Open giachello opened 2 months ago
Hi Giovanni,
Although adding a transparent support for \r\n (CRLF) end-of-line sequences seems like a simple solution, the consequences could be non-trivial.
First, it would be a violation of RFC 4155, but this is the lesser concern.
Second, suppose we search mailbox A with Windows-style \r\n end-of-line sequences, and want to append the output to a non-empty mailbox B with Unix-style \n end-of-line sequences (or vice versa). This will corrupt mailbox B.
So I think this question requires a bit more careful consideration. We shouldn't make assumptions only based on the platform here.
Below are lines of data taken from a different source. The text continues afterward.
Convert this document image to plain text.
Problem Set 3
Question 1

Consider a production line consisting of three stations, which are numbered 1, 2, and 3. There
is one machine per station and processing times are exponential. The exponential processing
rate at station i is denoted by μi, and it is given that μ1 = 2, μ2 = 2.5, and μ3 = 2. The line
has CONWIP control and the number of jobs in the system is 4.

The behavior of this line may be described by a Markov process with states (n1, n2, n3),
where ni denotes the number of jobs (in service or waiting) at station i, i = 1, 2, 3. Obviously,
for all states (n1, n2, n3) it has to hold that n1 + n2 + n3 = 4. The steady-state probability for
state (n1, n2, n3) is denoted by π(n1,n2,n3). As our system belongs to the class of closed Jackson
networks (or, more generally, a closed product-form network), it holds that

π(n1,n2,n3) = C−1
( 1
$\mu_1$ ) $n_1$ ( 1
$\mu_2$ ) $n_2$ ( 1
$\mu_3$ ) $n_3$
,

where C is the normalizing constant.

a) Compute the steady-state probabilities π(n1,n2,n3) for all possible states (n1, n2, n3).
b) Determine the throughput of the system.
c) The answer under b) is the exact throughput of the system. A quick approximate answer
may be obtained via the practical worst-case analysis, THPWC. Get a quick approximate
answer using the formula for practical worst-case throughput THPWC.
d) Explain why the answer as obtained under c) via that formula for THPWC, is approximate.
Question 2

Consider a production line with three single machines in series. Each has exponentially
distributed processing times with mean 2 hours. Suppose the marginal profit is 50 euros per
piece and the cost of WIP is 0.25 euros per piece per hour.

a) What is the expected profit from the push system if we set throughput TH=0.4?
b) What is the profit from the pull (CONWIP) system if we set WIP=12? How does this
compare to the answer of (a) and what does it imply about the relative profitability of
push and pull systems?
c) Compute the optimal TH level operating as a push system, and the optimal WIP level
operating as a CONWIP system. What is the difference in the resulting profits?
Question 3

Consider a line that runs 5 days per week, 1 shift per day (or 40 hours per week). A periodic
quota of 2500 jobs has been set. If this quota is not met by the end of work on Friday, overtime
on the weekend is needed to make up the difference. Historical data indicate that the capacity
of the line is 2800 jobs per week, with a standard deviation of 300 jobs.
May I ask which piece of software created those mailboxes you were testing with?
Best regards, Daniel
Hi there, this is interesting. These mbox files were created by Google Gmail's Takeout process. I checked by unzipping using unzip -b and the files use \r\n at the origin! My main use for mboxgrep is to split Takeout files in Categories.
maybe we can turn this into an option , similar to unzip -a
Hi Giovanni,
I think your proposal makes sense. We can add an option to tolerate \r\n in the input, but force the correct format in the output.
/Daniel
in mbox.c:302 the code fails with windows text files that have /r/n as endline
Just adding a condition where you test for /n or /r/n fixes the issue.